Kyle Rawlins

Associate Professor, Cognitive Science Department


Mathematical properties of natural language.

I am interested in mathematical characterizations of properties of natural languages. For instance, it is an open question whether English is in the class of context-free languages, though it is generally believed that some natural languages (e.g. Zurich Swiss German) are not context free. Geoff Pullum and I have a recent paper in Linguistics and Philosophy discussing a potential argument for non-context-freeness from the “X or no X” construction, an apparent case of syntactic reduplication. If there were a syntactic identity constraint on the two Xs, this would ensure that (the syntax of) English is not context free. However, we show that the relevant constraint is semantic, not syntactic.
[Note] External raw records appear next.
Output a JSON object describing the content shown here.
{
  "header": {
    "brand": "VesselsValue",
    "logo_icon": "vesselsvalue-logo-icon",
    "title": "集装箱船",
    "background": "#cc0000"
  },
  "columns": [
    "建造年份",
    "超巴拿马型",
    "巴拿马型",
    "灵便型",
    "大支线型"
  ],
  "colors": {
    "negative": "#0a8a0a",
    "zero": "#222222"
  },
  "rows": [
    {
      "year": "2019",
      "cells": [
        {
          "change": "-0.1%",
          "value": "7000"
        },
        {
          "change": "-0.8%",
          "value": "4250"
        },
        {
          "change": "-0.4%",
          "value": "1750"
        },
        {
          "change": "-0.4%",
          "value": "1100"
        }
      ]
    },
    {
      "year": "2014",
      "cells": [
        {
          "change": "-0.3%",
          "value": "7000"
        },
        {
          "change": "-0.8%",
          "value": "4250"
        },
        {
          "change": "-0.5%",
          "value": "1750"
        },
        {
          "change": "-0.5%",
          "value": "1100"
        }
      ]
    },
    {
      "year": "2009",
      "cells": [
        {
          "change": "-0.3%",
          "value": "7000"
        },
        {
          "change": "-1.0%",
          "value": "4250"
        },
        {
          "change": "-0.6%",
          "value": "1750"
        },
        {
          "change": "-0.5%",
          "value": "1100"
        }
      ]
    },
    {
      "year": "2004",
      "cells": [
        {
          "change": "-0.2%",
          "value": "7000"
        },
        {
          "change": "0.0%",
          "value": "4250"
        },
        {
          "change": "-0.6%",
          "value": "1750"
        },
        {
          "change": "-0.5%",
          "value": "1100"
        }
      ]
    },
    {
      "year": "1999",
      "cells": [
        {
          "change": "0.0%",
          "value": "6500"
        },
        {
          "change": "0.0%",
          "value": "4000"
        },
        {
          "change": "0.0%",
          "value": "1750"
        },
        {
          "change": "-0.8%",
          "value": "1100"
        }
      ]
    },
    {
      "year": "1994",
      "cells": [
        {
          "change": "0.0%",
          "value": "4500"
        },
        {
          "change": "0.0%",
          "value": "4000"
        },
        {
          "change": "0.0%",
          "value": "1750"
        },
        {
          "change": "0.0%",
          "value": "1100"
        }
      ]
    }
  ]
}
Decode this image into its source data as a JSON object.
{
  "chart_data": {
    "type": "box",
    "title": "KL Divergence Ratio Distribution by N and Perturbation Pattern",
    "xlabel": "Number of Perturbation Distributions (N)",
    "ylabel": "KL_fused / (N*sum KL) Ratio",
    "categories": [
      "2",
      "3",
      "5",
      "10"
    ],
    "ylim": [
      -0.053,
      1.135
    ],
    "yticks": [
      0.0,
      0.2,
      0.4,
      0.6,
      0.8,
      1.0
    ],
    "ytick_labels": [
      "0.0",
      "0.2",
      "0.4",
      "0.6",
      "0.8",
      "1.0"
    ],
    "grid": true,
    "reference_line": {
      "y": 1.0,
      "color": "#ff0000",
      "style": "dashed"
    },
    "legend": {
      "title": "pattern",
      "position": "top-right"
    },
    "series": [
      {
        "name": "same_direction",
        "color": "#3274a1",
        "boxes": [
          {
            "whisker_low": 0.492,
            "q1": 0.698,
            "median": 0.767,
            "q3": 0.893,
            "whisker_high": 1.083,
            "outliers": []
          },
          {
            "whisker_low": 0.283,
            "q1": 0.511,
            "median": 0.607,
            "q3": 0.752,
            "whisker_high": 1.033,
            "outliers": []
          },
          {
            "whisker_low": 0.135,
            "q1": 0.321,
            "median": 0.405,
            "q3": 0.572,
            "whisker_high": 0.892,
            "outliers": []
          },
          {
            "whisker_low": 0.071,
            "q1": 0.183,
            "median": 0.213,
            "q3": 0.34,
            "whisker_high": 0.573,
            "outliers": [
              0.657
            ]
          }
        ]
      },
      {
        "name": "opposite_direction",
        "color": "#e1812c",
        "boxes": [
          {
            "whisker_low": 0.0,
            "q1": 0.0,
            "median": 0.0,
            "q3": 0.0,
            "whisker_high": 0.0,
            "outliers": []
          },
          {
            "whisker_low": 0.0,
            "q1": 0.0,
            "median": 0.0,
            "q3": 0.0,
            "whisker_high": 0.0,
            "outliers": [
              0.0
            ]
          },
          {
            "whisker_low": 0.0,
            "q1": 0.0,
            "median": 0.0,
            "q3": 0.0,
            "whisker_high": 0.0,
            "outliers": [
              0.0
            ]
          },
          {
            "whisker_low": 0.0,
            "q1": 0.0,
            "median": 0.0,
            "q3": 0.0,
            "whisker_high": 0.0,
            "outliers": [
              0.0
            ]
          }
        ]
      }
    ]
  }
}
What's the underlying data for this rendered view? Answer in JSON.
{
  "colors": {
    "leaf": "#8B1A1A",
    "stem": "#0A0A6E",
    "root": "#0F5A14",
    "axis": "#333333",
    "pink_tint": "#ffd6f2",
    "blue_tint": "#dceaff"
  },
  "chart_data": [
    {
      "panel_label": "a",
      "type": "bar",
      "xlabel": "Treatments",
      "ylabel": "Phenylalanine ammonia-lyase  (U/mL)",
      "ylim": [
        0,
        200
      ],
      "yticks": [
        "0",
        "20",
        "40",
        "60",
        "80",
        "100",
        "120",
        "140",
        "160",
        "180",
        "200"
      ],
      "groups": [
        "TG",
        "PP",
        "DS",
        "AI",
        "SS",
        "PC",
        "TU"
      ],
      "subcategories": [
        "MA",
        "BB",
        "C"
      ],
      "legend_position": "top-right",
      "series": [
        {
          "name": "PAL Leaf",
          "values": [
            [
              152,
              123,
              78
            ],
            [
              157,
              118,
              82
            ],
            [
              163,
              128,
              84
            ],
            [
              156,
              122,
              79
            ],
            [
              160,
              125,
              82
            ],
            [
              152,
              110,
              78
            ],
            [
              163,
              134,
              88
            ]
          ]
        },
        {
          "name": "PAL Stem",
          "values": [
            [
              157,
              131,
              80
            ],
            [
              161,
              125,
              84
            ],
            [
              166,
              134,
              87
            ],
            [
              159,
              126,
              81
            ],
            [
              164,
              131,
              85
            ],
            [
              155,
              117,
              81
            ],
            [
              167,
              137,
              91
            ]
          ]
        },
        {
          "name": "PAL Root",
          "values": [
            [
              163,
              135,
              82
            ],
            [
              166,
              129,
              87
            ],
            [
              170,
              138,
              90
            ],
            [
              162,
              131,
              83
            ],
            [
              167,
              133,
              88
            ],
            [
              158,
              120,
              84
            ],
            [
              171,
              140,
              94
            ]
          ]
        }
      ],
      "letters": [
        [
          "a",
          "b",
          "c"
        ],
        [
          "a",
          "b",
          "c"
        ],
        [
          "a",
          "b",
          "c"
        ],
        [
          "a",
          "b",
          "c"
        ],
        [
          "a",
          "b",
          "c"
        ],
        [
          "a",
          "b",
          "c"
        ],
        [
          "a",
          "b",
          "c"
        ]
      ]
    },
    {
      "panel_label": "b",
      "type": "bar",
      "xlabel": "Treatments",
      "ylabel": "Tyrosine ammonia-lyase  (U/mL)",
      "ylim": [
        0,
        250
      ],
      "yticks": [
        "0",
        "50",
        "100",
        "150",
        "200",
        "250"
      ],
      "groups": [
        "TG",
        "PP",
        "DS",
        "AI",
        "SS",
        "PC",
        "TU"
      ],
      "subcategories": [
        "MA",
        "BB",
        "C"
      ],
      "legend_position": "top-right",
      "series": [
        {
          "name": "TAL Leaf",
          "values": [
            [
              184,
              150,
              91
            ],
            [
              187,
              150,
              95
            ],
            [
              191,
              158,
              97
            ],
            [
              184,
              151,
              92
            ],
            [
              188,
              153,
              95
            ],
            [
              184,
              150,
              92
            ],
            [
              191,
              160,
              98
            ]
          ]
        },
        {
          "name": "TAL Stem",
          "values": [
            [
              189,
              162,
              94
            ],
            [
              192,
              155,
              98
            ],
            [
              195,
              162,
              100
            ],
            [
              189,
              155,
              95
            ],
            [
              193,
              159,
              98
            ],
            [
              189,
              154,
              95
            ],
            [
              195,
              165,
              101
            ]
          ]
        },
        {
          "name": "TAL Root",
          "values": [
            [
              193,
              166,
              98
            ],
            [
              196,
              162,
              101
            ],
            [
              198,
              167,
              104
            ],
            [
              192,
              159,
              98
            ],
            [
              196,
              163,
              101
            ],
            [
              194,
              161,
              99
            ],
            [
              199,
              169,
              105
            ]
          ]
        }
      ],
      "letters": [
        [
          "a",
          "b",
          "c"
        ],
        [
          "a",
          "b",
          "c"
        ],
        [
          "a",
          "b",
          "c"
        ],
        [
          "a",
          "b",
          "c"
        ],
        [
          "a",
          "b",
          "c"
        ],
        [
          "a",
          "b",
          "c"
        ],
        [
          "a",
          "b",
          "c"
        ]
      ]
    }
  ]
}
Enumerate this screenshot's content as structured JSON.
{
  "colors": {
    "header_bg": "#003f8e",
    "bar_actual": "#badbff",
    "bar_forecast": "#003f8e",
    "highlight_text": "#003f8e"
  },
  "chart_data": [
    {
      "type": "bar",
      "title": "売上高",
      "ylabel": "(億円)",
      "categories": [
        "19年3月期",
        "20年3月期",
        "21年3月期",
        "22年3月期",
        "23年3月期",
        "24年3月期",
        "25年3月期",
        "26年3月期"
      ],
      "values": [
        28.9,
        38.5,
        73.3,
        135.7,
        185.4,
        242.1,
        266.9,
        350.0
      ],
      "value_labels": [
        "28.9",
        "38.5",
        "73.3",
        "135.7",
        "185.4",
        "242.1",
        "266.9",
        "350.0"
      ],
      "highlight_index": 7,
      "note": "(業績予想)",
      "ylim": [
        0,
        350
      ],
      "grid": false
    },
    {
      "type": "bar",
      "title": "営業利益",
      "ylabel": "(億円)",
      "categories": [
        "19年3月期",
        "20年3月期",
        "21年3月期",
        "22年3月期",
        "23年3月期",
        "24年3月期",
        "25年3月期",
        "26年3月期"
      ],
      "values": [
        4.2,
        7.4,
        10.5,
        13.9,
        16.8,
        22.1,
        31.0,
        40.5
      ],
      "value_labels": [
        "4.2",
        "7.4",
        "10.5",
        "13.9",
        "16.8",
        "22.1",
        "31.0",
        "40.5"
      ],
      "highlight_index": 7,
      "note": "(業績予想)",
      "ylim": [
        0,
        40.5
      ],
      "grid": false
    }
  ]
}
The semantics of definite descriptions and possessives

A long-standing interest is definite descriptions, especially “of”-possessives (the side of the cube, the sister of a famous linguist). This construction is unusual on both familiarity and uniqueness theories of definite descriptions — it seems to be exceptional on standard formulations of either. It can, in some cases, appear in existential constructions and antecede donkey pronouns. I have a paper in the WCCFL 25 proceedings, and several manuscripts.

Iroquoian Languages

I have a continuing interest in the structure of Iroquoian languages, especially Mohawk; my work in this area has centered on the prosody of Lake Iroquoian languages. My qualifying paper explores the stress/epenthesis interaction in Mohawk, which is notoriously complex. The classical derivational analysis (due to Postal and Michelson) involves a significant amount of opacity, and this has been extremely challenging to deal with in constraint-based frameworks. Previous constraint-based analyses have tended to rely on highly non-standard assumptions: empty nuclei, discontinuous feet, and free moras. I show that the complicated set of data can follow straightforwardly if Mohawk is actually a moraic trochaic system, with feet alternating between a single heavy syllable and a light-light trochee.

While I have done little semantic work on Mohawk, this is part of my longer-term research plans.